Der Mensch, in dem das Reich Gottes wächst, beginnt, die Wirklichkeit, die äußere wie die innere, zunehmend als das Reich Gottes zu erfahren. Ist alles, dem er begegnet, jedes Wesen und jedes Ereignis, sinnvoll und von Sinn erfüllt, so deutet dies auf die göttliche Weisheit und Fürsorge hin. Er erfährt, daß alles, was ist, und alles, was vor sich geht, Göttlichen Ursprungs ist. Die Welt fängt für ihn an, Offenbarung Gottes zu sein.
Es ereignet sich für ihn die Diaphenie Gottes, Gottes Durchscheinen in der Schöpfung. Nicht die mündlich überlieferte oder von Menschen vermittelte und niedergeschriebene "Offenbarung-, sei es die Bibel, der Koran , die Veden oder was auch immer, offenbart für ihn Gottes Anweisenheit in der Welt , sondern seine eigene Erfahrung. Er selbst ist es, der Gott erfährt, und zwar auf Schritt und tritt, in jedem seiner Erlebnisse. Er begegnet ihm bei den alltäglichen , noch so profanen Beschäftigungen, ob er nun seinem Beruf nachgeht, den Haushalt führt, sich ausruht oder meditiert.

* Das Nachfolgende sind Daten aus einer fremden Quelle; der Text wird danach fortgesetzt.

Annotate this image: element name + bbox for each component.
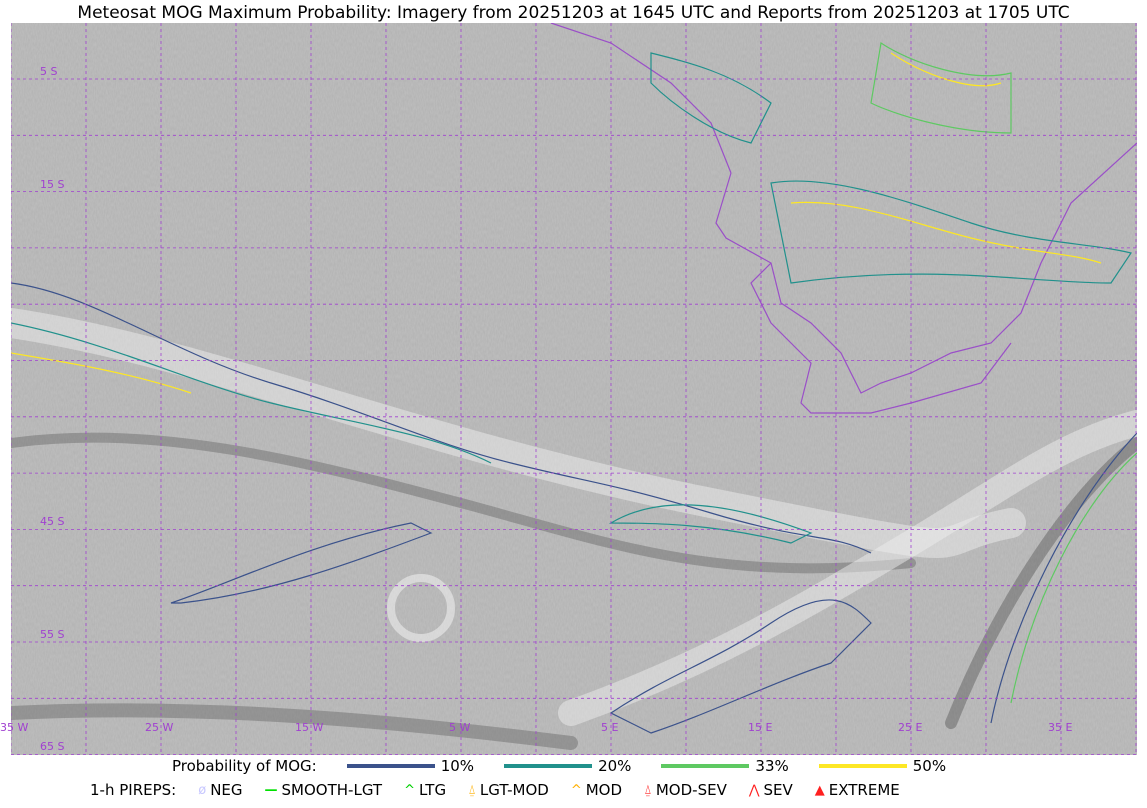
coastline xyxy=(550,22,1138,414)
swatch-10 xyxy=(346,764,435,768)
pirep-label: EXTREME xyxy=(828,781,900,799)
swatch-20 xyxy=(504,764,593,768)
caret-icon: ^ xyxy=(570,782,582,798)
lat-lon-grid xyxy=(10,23,1137,755)
cloud-bands xyxy=(0,308,1147,750)
map-title: Meteosat MOG Maximum Probability: Imager… xyxy=(77,3,1070,23)
lat-label: 55 S xyxy=(40,628,65,641)
double-caret-bar-icon: ⍙ xyxy=(644,782,652,798)
pirep-label: LGT-MOD xyxy=(479,781,549,799)
slashed-circle-icon: ø xyxy=(198,782,207,798)
mog-level-label: 33% xyxy=(755,757,789,775)
pirep-legend-title: 1-h PIREPS: xyxy=(90,781,177,799)
caret-bar-icon: ⍙ xyxy=(468,782,476,798)
dash-icon: — xyxy=(264,782,278,798)
lat-label: 5 S xyxy=(40,65,58,78)
mog-legend-title: Probability of MOG: xyxy=(172,757,317,775)
mog-contours xyxy=(10,41,1138,734)
lon-label: 25 E xyxy=(898,721,923,734)
lat-label: 45 S xyxy=(40,515,65,528)
lon-label: 15 W xyxy=(295,721,324,734)
lat-label: 65 S xyxy=(40,740,65,753)
swatch-50 xyxy=(818,764,907,768)
mog-level-label: 50% xyxy=(912,757,947,775)
mog-level-label: 10% xyxy=(440,757,475,775)
pirep-legend: 1-h PIREPS: ø NEG — SMOOTH-LGT ^ LTG ⍙ LGT-M… xyxy=(0,781,1147,799)
mog-level-label: 20% xyxy=(598,757,632,775)
lon-label: 25 W xyxy=(145,721,174,734)
satellite-map: 35 W 25 W 15 W 5 W 5 E 15 E 25 E 35 E 5 … xyxy=(0,22,1147,755)
swatch-33 xyxy=(661,764,750,768)
imagery xyxy=(0,22,1147,755)
lon-label: 35 E xyxy=(1048,721,1073,734)
lon-label: 15 E xyxy=(748,721,773,734)
double-caret-icon: ⋀ xyxy=(748,782,760,798)
lon-label: 35 W xyxy=(0,721,29,734)
filled-triangle-icon: ▲ xyxy=(814,782,825,798)
pirep-label: NEG xyxy=(210,781,243,799)
lon-label: 5 E xyxy=(601,721,619,734)
caret-icon: ^ xyxy=(404,782,415,798)
pirep-label: MOD xyxy=(585,781,623,799)
pirep-label: LTG xyxy=(418,781,447,799)
pirep-label: SEV xyxy=(763,781,793,799)
mog-legend: Probability of MOG: 10% 20% 33% 50% xyxy=(0,757,1147,775)
lon-label: 5 W xyxy=(449,721,471,734)
pirep-label: SMOOTH-LGT xyxy=(281,781,383,799)
lat-label: 15 S xyxy=(40,178,65,191)
pirep-label: MOD-SEV xyxy=(655,781,727,799)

Das Reich Gottes wird auf der Erde zur Wirklichkeit, indem der einzelne Mensch in sich, in seinem Herzen, das Reich verwirklicht. Er öffnet sich dem Einfluß von oben zunehmend, entfaltet seine höhere Fähigkeiten , seine Spiritualität und tritt mit der Höheren Hierarchie und also mit Gott immer bewußter und immer intensiver in Kontakt. Er wird dabei nach und nach in den Strahl Gottes einbezogen. Als Folge davon erhöht sich die Qualität seiner Ausstrahlung, sie wird wohltuend , intensiv und wirkt zunehmend harmonisierend.

Der Mensch, der das Reich Gottes auf die Erde herabholt, schlichtet durch seine bloße Anweisendheit den Streit und läßt die Destruktivität oder die bloße Dummheit verstummen. Er ist in der Lage, Frieden zu stiften, auch den seelischen Frieden, sogar bei Menschen, die mit sich selbst entzweit sind. Er ermöglicht die Versöhnung des Menschen mit seiner Seele, also mit sich selbst und falls der Mensch psychisch krank ist, vielleicht sogar seine leibliche Heilung.

Der Mensch, in dem das Reich Gottes zur Wirklichkeit wird, ist selbst einer großen inneren Wandlung ausgesetzt. Die Welt verändert sich ihm völlig. Selbstverständlich verändert sich die äußere Realität vorerst nicht, wohl aber seine innere , und dadurch verändert sich auch seine Welt. Und mit der inneren Wandlung , mit der Änderung seiner Welt, beginnt sich auch die äußere Realität nach und nach zu verändern. Dies kann ein jeder immer wieder beobachten, der sich seiner Entwicklung bewußt aussetzt.


Quelle: Vaterunser - Abschnitt: Das Reich - Dein Reich komme, oder , wie auch übersetzt: "Zu uns komme Dein Reich", lautet die zweite Bitte (Mt 6,10, Lk 11,2)

Ich denke, daß jeder Mensch hier selbst erkennt, wie weit seine Erfahrung ihn mit Gott zusammen bringen und die kleinen Erkenntnisse alle aufführen, gibt keinem anderen Menschen etwas, sondern: der Mensch muß alles selbst erfahren.